As long as your merge operator has all of these properties, you get the strong eventual consistency result that makes CRDTs a useful abstraction: Any two users that have received versions including the same updates will reconstruct the document in the same way, even if the actual set of versions seen differs.




That part is clear to me. What's not immediately obvious is that the DT in a CRDT can be entire database. Certainly the focus seems to be on individual data structures within a data store.

Might have to re-read the papers with this thought in mind. It did seem like there was a duality there but I kind of dismissed it.


A CRDT is still just a data structure. Most of my work lately has been on building an operation based CRDT for lists. Storage wise, you basically just store the set of all the operations you know about. (Though you can trim that set down if you want, like a shallow git clone).

You can store that set of operations just as easily in a file or in a database table. (Though the table will take a bit more space on disk because you can't be quite as clever).

To generate the data value itself, you can either replay all the operations from scratch (which is not as bad as it sounds), or store a cached copy of the data at some version and use that.

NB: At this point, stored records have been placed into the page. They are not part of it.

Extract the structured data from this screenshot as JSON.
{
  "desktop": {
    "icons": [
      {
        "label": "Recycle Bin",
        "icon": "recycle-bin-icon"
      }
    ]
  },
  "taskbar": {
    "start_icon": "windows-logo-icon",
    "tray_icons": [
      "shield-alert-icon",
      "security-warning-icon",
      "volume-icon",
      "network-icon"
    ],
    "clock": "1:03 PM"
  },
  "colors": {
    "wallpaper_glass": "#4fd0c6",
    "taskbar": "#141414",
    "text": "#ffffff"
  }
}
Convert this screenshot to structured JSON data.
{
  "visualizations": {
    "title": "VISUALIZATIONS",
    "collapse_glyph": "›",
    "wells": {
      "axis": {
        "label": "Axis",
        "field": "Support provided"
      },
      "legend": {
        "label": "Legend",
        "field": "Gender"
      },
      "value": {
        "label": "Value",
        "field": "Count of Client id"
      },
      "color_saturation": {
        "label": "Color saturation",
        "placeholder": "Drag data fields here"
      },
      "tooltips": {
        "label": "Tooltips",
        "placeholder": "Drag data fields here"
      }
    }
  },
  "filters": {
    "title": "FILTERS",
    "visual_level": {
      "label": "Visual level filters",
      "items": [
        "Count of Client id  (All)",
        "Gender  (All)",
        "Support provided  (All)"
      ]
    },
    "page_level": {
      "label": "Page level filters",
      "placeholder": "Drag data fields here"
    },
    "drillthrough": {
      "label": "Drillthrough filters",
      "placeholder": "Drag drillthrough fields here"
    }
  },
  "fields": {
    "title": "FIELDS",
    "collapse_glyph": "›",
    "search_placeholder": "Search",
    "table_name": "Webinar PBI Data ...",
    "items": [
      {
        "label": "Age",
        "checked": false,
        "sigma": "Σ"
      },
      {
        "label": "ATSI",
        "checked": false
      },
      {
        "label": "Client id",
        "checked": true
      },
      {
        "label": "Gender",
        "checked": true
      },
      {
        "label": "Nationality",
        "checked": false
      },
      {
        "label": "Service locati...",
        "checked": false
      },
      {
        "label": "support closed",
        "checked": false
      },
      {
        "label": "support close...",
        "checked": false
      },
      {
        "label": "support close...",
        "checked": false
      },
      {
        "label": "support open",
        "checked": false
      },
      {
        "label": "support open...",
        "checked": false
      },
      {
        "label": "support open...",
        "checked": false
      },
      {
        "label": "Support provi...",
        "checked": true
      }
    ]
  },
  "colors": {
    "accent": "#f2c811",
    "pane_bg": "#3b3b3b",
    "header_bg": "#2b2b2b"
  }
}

You can think about it as, the operations give you history, tell you how to merge in remote changes and contain the data remote peers need to sync. The data itself is the value you read out & display.

There's nothing special about the data itself. You can store all that data in a flat file, or a database table, or in a few arrays in memory. The fancy part is (usually) how you merge changes together.


The conditions referenced in GP seem to imply that the most general state-based CRDT is simply a set of all reported outcomes. Something commutative, associative and idempotent is basically describing set union. So whether it's easy to go from one to the other would seem to depend on what constraints you're enforcing on your database.

Operation-based CRDT's are a bit different, these require commutativity and associativity. So you would be dealing with a multiset of reported operations.